Photo: Carlos Avendaño
And kapwa means togetherness or shared humanity. It's this concept where we're essentially navigating life together, as part of a community, rather than alone. And it means that I have a moral imperative to care for you as I care for myself. And reciprocity is built into the exhibition's architecture. Also, the museum itself has entrances on both sides. And so I never wanted anybody to feel like they were coming into the back of the show. I wanted it to be symmetric. So there are those embroidered signs on both ends, so that no matter what, you're coming into the front of the show.
Jamin Warren: Got it. That's interesting. You're both trying to create symmetry, but also you're playing with asymmetric information, right? You wanted to create equal access for people to express themselves without ruining the experience. You can discuss what it was like to be cared for versus caring for others. So there's an opportunity for people to decompress in the middle of the experience.
Risa Puno: Yeah, and while I wanted them to make a choice, I didn't want to leave them feeling FOMO, right?

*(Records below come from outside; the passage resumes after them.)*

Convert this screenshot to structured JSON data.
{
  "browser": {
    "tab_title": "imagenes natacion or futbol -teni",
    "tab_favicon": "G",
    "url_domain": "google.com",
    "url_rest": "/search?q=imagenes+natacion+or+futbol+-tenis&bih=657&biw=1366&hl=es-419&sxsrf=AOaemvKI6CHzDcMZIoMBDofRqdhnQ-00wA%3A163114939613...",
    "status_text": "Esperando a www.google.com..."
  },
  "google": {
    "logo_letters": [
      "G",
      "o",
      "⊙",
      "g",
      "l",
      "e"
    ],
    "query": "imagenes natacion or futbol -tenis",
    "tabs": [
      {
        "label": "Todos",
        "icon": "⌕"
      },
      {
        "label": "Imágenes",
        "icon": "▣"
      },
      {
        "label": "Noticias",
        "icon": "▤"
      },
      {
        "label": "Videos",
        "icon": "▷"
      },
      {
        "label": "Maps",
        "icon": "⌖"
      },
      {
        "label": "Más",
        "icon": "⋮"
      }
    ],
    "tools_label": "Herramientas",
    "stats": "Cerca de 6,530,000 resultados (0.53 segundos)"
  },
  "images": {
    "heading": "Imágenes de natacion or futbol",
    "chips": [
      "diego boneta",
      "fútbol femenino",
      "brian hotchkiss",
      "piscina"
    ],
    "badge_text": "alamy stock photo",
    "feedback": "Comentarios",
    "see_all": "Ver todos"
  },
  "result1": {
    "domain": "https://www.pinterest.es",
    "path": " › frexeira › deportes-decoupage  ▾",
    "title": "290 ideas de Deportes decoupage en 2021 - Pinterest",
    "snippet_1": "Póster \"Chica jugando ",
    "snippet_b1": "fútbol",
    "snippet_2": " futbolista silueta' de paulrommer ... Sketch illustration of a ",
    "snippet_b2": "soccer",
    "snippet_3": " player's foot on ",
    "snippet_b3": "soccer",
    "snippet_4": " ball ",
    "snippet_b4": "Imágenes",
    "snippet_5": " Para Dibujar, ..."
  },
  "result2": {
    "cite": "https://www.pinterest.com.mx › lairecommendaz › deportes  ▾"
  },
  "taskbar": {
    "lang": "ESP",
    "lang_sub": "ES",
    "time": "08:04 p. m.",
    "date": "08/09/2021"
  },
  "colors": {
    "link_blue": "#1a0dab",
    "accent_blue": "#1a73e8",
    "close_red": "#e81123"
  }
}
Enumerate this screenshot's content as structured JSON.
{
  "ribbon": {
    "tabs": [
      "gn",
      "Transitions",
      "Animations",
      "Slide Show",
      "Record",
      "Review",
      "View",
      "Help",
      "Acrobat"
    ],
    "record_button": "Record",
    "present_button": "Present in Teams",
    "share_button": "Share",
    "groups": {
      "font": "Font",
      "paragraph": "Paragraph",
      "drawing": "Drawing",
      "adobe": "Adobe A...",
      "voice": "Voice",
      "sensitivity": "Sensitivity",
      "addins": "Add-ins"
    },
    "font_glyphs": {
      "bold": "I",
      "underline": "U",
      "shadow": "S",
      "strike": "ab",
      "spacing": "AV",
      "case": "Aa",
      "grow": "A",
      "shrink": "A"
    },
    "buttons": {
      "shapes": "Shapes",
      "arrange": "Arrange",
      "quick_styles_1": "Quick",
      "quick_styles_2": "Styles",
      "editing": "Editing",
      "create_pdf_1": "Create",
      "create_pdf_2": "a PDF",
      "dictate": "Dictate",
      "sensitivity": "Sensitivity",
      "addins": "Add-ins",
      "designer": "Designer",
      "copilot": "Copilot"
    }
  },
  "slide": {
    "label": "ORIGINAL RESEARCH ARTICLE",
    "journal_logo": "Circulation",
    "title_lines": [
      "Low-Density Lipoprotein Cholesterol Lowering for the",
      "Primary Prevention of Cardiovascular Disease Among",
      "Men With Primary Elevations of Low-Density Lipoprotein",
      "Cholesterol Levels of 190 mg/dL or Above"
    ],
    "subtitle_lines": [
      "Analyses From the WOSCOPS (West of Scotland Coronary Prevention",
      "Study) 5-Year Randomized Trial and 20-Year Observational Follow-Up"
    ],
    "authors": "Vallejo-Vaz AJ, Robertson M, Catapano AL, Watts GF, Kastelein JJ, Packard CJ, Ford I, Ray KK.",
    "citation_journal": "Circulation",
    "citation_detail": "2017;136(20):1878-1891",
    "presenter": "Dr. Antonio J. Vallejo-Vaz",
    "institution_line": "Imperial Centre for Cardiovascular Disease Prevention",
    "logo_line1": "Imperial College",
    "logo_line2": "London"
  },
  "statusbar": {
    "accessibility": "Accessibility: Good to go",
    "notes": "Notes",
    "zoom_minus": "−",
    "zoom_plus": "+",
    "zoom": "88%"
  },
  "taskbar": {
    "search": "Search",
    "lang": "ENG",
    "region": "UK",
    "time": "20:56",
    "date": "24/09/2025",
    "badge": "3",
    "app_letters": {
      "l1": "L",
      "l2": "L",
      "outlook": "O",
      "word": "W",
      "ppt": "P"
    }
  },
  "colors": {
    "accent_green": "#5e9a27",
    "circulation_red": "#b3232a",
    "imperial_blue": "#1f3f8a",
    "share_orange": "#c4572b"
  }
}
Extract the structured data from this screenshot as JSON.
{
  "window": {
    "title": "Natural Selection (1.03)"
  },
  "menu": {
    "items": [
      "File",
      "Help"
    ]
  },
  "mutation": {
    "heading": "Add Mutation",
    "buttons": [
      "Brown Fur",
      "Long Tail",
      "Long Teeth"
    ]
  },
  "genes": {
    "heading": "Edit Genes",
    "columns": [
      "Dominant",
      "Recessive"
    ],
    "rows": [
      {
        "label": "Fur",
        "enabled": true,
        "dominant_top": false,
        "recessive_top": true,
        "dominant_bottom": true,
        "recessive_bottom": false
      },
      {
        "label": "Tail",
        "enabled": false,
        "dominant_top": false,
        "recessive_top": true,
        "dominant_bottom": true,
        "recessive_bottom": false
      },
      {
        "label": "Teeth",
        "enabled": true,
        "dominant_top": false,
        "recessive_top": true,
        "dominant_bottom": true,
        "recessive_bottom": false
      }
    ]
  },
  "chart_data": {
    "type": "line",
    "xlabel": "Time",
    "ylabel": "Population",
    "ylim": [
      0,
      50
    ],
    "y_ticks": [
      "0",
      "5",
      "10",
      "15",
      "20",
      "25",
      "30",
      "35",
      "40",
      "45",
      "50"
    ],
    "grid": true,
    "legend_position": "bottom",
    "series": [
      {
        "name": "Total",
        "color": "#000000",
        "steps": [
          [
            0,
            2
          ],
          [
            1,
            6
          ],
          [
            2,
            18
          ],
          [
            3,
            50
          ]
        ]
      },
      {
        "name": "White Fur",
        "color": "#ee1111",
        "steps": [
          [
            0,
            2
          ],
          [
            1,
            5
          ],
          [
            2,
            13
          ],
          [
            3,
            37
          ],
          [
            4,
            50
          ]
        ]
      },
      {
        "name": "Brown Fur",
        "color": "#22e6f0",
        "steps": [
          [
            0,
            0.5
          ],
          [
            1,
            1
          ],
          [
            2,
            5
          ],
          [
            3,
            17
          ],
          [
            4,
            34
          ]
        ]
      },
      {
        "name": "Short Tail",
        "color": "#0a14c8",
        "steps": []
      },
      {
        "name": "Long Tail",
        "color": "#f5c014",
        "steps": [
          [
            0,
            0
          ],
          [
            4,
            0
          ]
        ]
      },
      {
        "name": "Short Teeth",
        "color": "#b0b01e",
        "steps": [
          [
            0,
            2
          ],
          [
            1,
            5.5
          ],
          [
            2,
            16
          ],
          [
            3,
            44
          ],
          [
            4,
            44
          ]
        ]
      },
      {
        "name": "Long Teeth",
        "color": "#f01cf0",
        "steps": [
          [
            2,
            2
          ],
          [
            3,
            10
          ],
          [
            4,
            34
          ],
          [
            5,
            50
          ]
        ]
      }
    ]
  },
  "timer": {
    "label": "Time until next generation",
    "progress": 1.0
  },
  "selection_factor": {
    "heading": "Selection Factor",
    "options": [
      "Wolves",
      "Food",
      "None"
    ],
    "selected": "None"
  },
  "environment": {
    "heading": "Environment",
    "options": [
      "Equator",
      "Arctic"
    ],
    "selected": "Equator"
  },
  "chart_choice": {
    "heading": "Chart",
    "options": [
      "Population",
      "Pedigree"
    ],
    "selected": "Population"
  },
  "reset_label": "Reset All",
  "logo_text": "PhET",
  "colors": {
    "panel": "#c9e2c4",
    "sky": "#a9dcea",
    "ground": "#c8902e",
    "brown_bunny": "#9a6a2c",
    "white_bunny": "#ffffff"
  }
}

I wanted them to feel like they had a complete sense of the thing. That way, they still had their agency but got to experience everything. Also, it speaks to that potential for an infinite loop of care if they just wanted to go out where the second set of embroidered signs were and just go right back in. They could keep looping all day if they wanted.
This interview was conducted as a talk for Gameplayarts in 2024. It was edited for clarity and grammar.